Testing out wine again after a long time away. Project has come a long way since I last had encounters with it. Current setup was getting a RPM from the winehq homepage then downloading a winetool which did all the needed wine setup for me.

Tried installing some random pieces of software. Winzip and Opera installed like a charm. Winamp installed with some stuff disabled, but Wine seems having problem handling its GUI, but it basically works. Curently I am downloading the World of Warcraft demo using the Blizzard installer. Which works suprisingly well too. Still there where other pieces of software I tried, like the print server admin tool I need which did not install at all. Maybe 2005 will be the year of wine. Will be interesting to see if World of Warcraft runes under Wine, if it does it do not bode well for Transgaming and Cedega, as I would then donate some cash to Codeweavers instead of buying Cedega.

On the topic of non-free stuff, got a story submission to gnomedesktop about a UML tool for GNOME. Well it turned out to be a proprietary Java tool with Eclipse integration. screenshots here. The shots are of GNOME and Red Hat running the tool, but they are not using the GTK+ look and feel support in Java for instance. Anyway it started me wondering what a Java application would have to do before I would consider it a ‘GNOME’ application. Using java-gnome would be one answer, but even a Swing based application using the GTK+ look and feel could be considered a real GNOME application I guess if they have done some groundwork on getting it nicely integrated.
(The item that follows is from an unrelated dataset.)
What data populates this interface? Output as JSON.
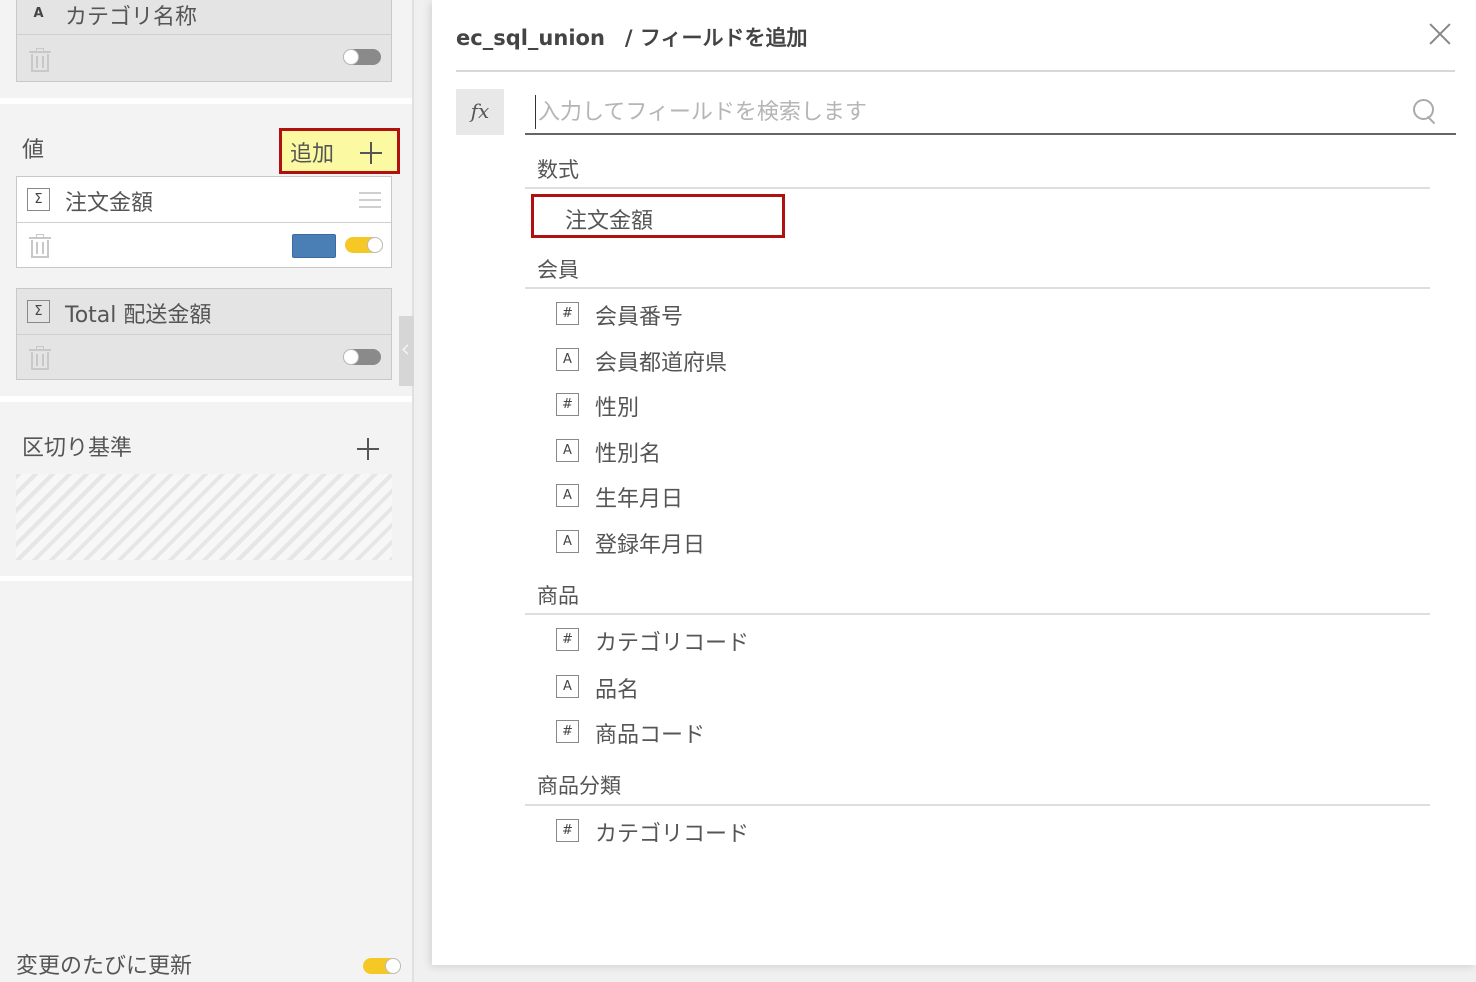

Anyway I did not approve the post, left it for stro to probably delete.

Got a lot of requests for the background image used in the 3ddesktop shot in my last blog entry, to those who mailed me, I will send the image to you on Monday as I don’t have access to the SMTP server from home. (at least not without a lot of hassle).
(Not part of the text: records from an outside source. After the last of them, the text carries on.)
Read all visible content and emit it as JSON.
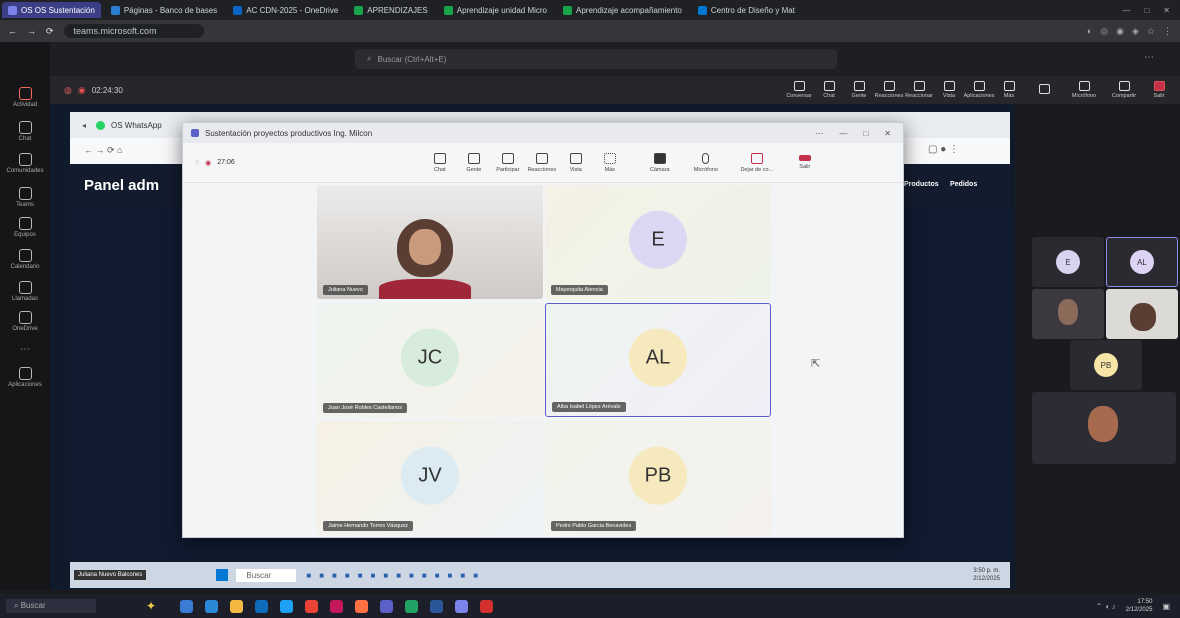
{
  "browser": {
    "tabs": [
      {
        "label": "OS OS Sustentación"
      },
      {
        "label": "Páginas - Banco de bases"
      },
      {
        "label": "AC CDN-2025 - OneDrive"
      },
      {
        "label": "APRENDIZAJES"
      },
      {
        "label": "Aprendizaje unidad Micro"
      },
      {
        "label": "Aprendizaje acompañamiento"
      },
      {
        "label": "Centro de Diseño y Mat"
      }
    ],
    "url": "teams.microsoft.com"
  },
  "teams": {
    "search_placeholder": "Buscar (Ctrl+Alt+E)",
    "meeting_timer": "02:24:30",
    "toolbar": [
      {
        "label": "Conversar"
      },
      {
        "label": "Chat"
      },
      {
        "label": "Gente"
      },
      {
        "label": "Reacciones"
      },
      {
        "label": "Reaccionar"
      },
      {
        "label": "Vista"
      },
      {
        "label": "Aplicaciones"
      },
      {
        "label": "Más"
      },
      {
        "label": "Micrófono"
      },
      {
        "label": "Compartir"
      },
      {
        "label": "Salir"
      }
    ],
    "rail": [
      {
        "label": "Actividad"
      },
      {
        "label": "Chat"
      },
      {
        "label": "Comunidades"
      },
      {
        "label": "Teams"
      },
      {
        "label": "Equipos"
      },
      {
        "label": "Calendario"
      },
      {
        "label": "Llamadas"
      },
      {
        "label": "OneDrive"
      },
      {
        "label": "Aplicaciones"
      }
    ]
  },
  "shared": {
    "inner_tab_1": "OS WhatsApp",
    "panel_title": "Panel adm",
    "panel_nav_1": "Productos",
    "panel_nav_2": "Pedidos"
  },
  "call": {
    "title": "Sustentación proyectos productivos Ing. Milcon",
    "timer": "27:06",
    "toolbar": [
      {
        "label": "Chat"
      },
      {
        "label": "Gente"
      },
      {
        "label": "Participar"
      },
      {
        "label": "Reacciones"
      },
      {
        "label": "Vista"
      },
      {
        "label": "Más"
      }
    ],
    "camera_label": "Cámara",
    "mic_label": "Micrófono",
    "share_label": "Dejar de co...",
    "leave_label": "Salir",
    "participants": [
      {
        "initials": "",
        "name": "Juliana Nuevo",
        "video": true
      },
      {
        "initials": "E",
        "name": "Mayerquita Atencia",
        "color": "#dcd8f3"
      },
      {
        "initials": "JC",
        "name": "Juan José Robles Castellanos",
        "color": "#d7ecdc"
      },
      {
        "initials": "AL",
        "name": "Alba Isabel López Arévalo",
        "color": "#f6e9bd"
      },
      {
        "initials": "JV",
        "name": "Jaime Hernando Torres Vásquez",
        "color": "#dcebf2"
      },
      {
        "initials": "PB",
        "name": "Pedro Pablo Garcia Benavides",
        "color": "#f6e9bd"
      }
    ]
  },
  "gallery": [
    {
      "initials": "E",
      "color": "#d7d3f1"
    },
    {
      "initials": "AL",
      "color": "#dcd3f5"
    },
    {
      "initials": "PB",
      "color": "#f6e5a6"
    }
  ],
  "inner_taskbar": {
    "search": "Buscar",
    "status": "Juliana Nuevo Balcones",
    "time": "3:50 p. m.",
    "date": "2/12/2025"
  },
  "taskbar": {
    "search": "Buscar",
    "time": "17:50",
    "date": "2/12/2025"
  }
}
So I installed 3ddesktop after seeing it in James Cape’s blog entry. Very cool and it was just installing 2 rpms and it was working. Almost something I would consider suggesting be used as our default way of doing it if I felt sure the hardware out there could handle it. The obligatory screenshot.

Tried MacOSX yesterday for a little while. Loved it how you got a little screenshot of your window in the mac bar when you minimized them, even a nifty animation following it. Guess the lesson is that high usability doesn’t have to be about being boring.
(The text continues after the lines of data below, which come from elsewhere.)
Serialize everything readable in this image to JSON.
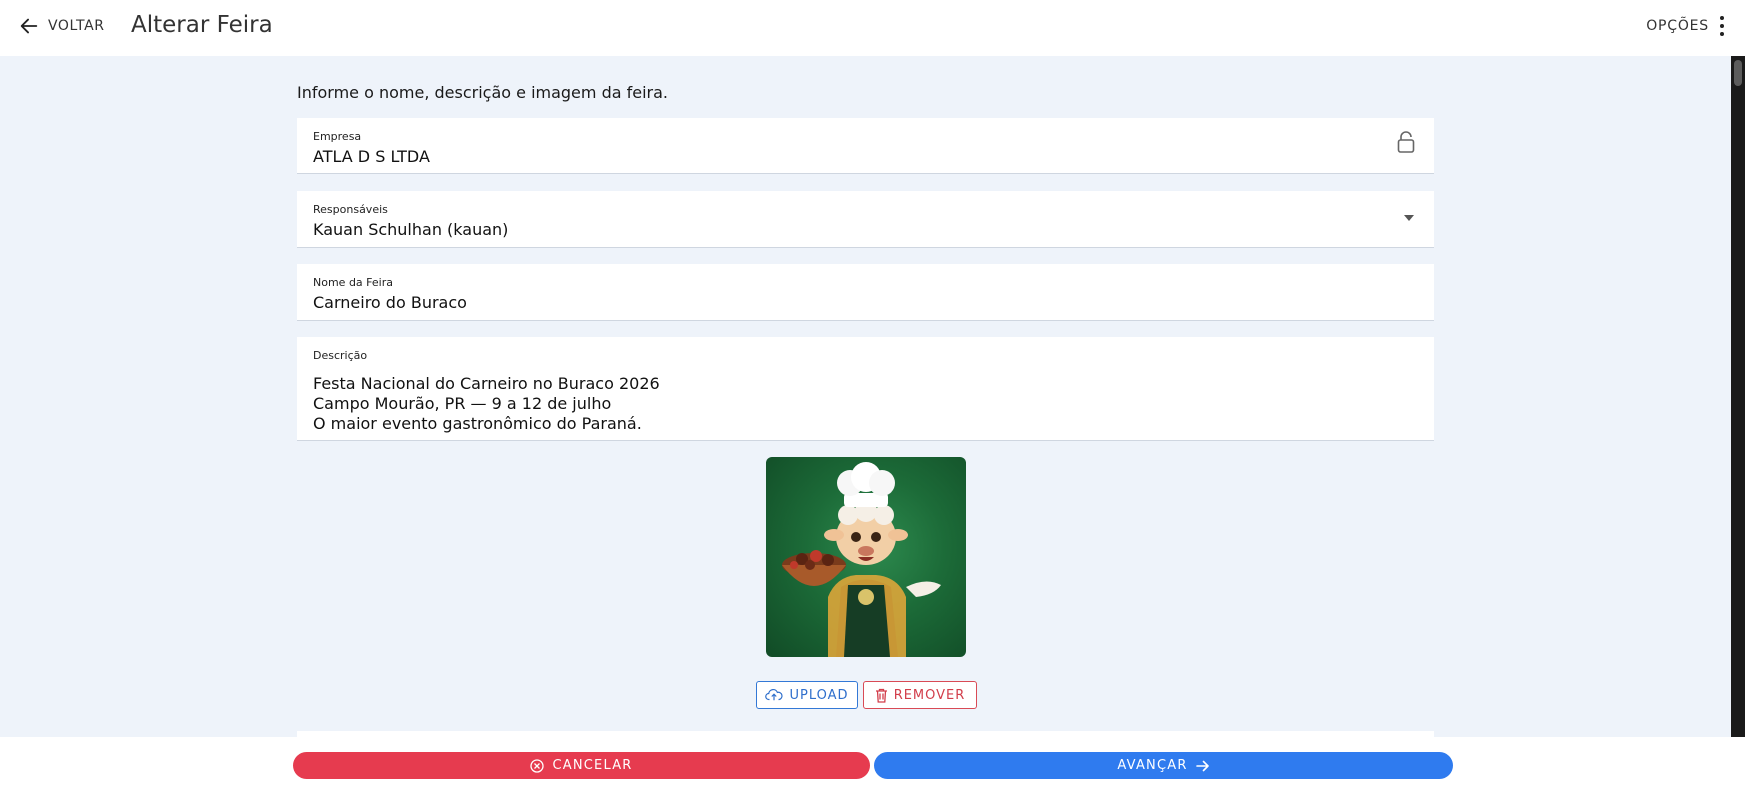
{
  "header": {
    "back_label": "VOLTAR",
    "title": "Alterar Feira",
    "options_label": "OPÇÕES"
  },
  "form": {
    "intro": "Informe o nome, descrição e imagem da feira.",
    "empresa": {
      "label": "Empresa",
      "value": "ATLA D S LTDA",
      "locked": true
    },
    "responsaveis": {
      "label": "Responsáveis",
      "value": "Kauan Schulhan (kauan)"
    },
    "nome": {
      "label": "Nome da Feira",
      "value": "Carneiro do Buraco"
    },
    "descricao": {
      "label": "Descrição",
      "value": "Festa Nacional do Carneiro no Buraco 2026\nCampo Mourão, PR — 9 a 12 de julho\nO maior evento gastronômico do Paraná."
    },
    "image": {
      "alt": "mascote carneiro chef"
    },
    "upload_label": "UPLOAD",
    "remove_label": "REMOVER"
  },
  "footer": {
    "cancel_label": "CANCELAR",
    "next_label": "AVANÇAR"
  },
  "colors": {
    "cancel": "#e63b4f",
    "next": "#2f7bef",
    "background": "#eef3fa"
  }
}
Also ran through the GStreamer testsuite today. We are making progress there as even the hard cases are now starting to play. Of course fixing some types of bugs help reveal other bugs, so I guess I opened quite a lot of bugs today, with issues such as audio and video sync for certain formats. Scaling when playing fli animations with repeat mode in Totem and so on. But almost all files now basically plays.

I also made some RPMS of Wim’s threadsafety patch to glib. Mattias is testing it for us now to see if it solves a Flumotion crasher bug we had. I guess if we discover no problems today or over the weekend the patch will get submitted upstream next week, than the flamewar can proceed, or hopefully not :)

ABI stability is both a blessing and a curse. When you are blocked from fixing something it feels like a curse. When you are on the receiving end of a supposedly stable ABI being blatantly broken you feel that ABI stability should be considered a blessing. The library frustrating me this time is libflac. The FLAC codec decoding library. And sadly enough this is not the first time they break their API in what is supposed to be bugfix releases. So current GStreamer CVS now demands FLAC 1.1.1 as our current test is broken with 1.1.0 (which is the one shipping with Fedora). Sucks Sucks Sucks.

On to something more postive. Wim tried out Meld today and loved it. Maintainers of out there who still hasn’t tried this wonderfull patch merging tool should get their acts together ASAP and do so.

After a lot of strugling I finally got mono working on my machine. A bit frustrating that none of the package repositories for Fedora have up-to-date Mono packages. So I had to make them all myself. But now I have and Muine is humming along on my machine. Muine surely is different, I am gonna use it for a while and see how it works out, but I think the GUI approach actually might have a lot going for it. Good work Jorn and the Muine crew!